The Democratic Progressive Party (DPP) yesterday announced it would begin of a “piggy bank campaign” to help fund DPP Chairperson Tsai Ing-wen’s (蔡英文) presidential bid and to parody a recent government warning.
Control Yuan officials told the DPP earlier this month that the government watchdog would launch an investigation into the party’s acceptance of three piggy banks donated by children on Oct. 9, because the Political Donations Act (政治獻金法) stipulates that only people of voting age and who are eligible to vote are allowed to make political donations.
The DPP returned the three piggy banks to the family in Greater Tainan on Friday, but said the Control Yuan was neglecting the “human side of elections.”
The party also decided to turn the warning into a campaign event, saying that it planned to distribute more than 100,000 piggy banks to supporters nationwide in the coming weeks.

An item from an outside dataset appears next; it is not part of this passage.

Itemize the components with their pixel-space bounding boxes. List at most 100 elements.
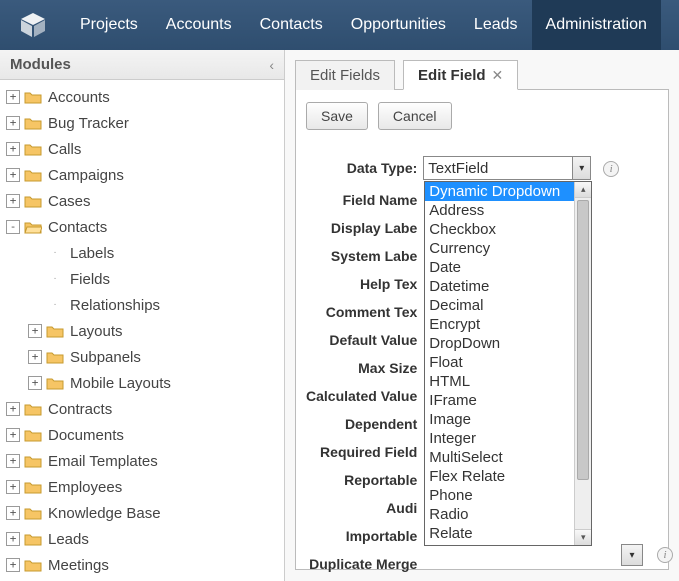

Donors will be able to return the piggy banks to Tsai’s campaign offices afterward, DPP spokesperson Lin Chun-hsien (林俊憲) said, saying that the date for the returns will be announced soon.
The DPP has been advocating micro-donations from its supporters and has turned down large political donations from local businesses since Tsai began chairing the party in May 2008.
“In terms of funding, we need to play a completely different game because our rival — the Chinese Nationalist Party [KMT] — is so much richer,” DPP spokesperson Chuang Ruei-hsiung (莊瑞雄) said.